It’s as if there was never a world before the Euro. It’s as if countries inside the Eurozone never had currency of their own, never had the ability to value and manage their currency as they saw fit, and had political structures where decision making was domestic rather than outsourced to Brussels.
But anyone reading Failygraph and the dire warnings of Robert Chote, head of the Office of Budget Responsibility, could be forgiven for thinking anything prior to the creation of the single currency is pre-history. The Fail’s interpretation of Chote is designed to further the sense of panic and requirement to fill column inches:
Britain’s economy may suffer “permanent” damage and “never quite get back up” if the euro collapses in a chaotic way, the Government’s chief economic forecaster has said.
Reality is being replaced by theatrics. It never ceases to amaze me how this country manages to survive with so many defeatist idiots in positions of responsibility. A break up of the Euro would result in pain, probably for some years. There are banks that would fail and debts that would not be repaid. But the planet will continue to spin on its axis and orbit the sun. Countries would revert to currencies they can control, which would be more beneficial for them than the restrictive and skewed one-size-fits-none political tool that is the Euro.
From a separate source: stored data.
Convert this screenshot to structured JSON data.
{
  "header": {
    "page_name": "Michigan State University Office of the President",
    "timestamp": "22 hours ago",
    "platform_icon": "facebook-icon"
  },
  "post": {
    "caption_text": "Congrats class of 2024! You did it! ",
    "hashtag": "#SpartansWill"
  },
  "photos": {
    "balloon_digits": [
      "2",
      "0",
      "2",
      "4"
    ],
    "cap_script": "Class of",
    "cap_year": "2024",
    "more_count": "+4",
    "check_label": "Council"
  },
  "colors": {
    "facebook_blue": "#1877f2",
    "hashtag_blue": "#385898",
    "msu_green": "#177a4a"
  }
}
Economic activity will continue as before. People will still need to buy food, goods and services and companies will continue to trade to provide those – paying taxes and employing people. Some economies may look and feel different, but to suggest ‘permanent’ damage could result is nothing short of ridiculous. There will still be the same markets in Europe that we will sell to today. Remember, if it were not for the same political motives behind the creation of the Euro we would be working in our own national interest to access markets elsewhere around the world and trade freely on our own terms without being constrained by the interests and wishes of other EU member states. If the Euro goes, so to might the bureaucracy that hamstrings us.
No doubt when the Great Depression took hold there were fearmongers like Chote saying economies would suffer ‘permanent’ damage. Yet we have seen huge growth and economic transformation since then. People adapt, people are entrepreneurial and opportunities are created and seized. The fearmongers are those who have an agenda and see it crumbling before their eyes. They are the ones who can only see their own vested interests in the intermediate, rather than the big picture in the long term.